Today’s important skill is intimate communication.
Remember those magic days of new romance when you and your spouse first began dating? The ways you hugged and cuddled, the pet names you used, the sweet nothings you whispered, the way you held hands and gazed into each other’s eyes.
Those little acts of affection helped draw your hearts together because they communicated value and closeness. You used them to let each other know how much you cared. They were little signposts pointing to your loyalty.
When marriages begin to struggle, these intimate moments are often the first things to go. If a couple stops showing affection, it might be because they no longer feel affectionate. Physical withdrawal might be a sign of emotional withdrawal.
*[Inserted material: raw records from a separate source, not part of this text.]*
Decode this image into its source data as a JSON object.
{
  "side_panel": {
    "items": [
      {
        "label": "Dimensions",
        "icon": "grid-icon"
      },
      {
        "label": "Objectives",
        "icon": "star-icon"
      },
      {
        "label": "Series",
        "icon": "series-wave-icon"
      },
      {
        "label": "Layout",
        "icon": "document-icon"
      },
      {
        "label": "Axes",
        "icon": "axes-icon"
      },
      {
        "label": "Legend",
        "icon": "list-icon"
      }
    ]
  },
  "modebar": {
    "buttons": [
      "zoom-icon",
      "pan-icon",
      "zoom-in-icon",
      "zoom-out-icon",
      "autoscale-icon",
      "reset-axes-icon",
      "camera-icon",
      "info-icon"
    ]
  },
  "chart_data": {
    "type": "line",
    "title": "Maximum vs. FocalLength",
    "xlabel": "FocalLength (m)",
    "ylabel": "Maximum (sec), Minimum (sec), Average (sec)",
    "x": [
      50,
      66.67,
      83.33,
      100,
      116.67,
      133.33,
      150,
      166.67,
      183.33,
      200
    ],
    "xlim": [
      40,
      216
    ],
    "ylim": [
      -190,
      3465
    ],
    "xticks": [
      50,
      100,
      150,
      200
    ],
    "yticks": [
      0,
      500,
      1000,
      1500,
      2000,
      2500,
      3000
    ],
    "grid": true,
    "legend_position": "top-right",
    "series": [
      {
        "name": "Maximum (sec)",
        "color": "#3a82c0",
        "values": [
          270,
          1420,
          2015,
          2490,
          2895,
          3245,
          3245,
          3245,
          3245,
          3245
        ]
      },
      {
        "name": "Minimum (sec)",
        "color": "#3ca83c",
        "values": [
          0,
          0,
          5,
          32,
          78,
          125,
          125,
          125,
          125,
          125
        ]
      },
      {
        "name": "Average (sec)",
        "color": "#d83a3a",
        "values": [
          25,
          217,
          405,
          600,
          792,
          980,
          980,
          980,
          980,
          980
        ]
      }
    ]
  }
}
A couple who have abandoned sweet whispers, romantic gazes, or hand-holding could be a couple on the verge of problems. Why? Because relationships can’t survive without intimate touch and affection.
These little acts of intimacy are critical to keeping a marriage from becoming stale and boring. It’s our way of saying to a spouse, “I’m still attracted to you. I care deeply for you. I’m still invested in this relationship.”
And as insignificant as they may seem on an hour-by-hour or even day-to-day basis, the cumulative result of intimate communication is that it tells a spouse “You are the only one for me.” Through intimate touch we build our mate’s self-esteem and reaffirm our love and commitment.
I’ve been known to sneak up from behind her to grab her around the waist. I’ll give her a big hug and kiss and say, “I love you.” If I see her reading on the couch, I’ll snuggle in next to her or whisper in her ear.
She does the same with me: a sly pinch, a stolen kiss, an unprompted shoulder massage. She’s been known to wrap her hands around my neck at random times and startle me with a kiss on the ear.
Though these actions often can be sexual—or might led to sexual expression later in the day—they don’t have to be sexual. In fact, often it’s better to show affection that’s disconnected to sexual expectations, just because it takes the pressure off. It’s a kiss just for the sake of kissing, not a kiss with “an agenda.”
Throughout the day we look for these kinds of ways to show nonsexual affection to each other, because this is the best way we know to communicate our love. It’s done wonders for our relationship.
What about your marriage? Are you still showing affection like you did when you were dating? If not, maybe it’s time to return to those days of flirting, hugging, kissing, and other intimate communication—just to let your spouse know how much you still love him or her.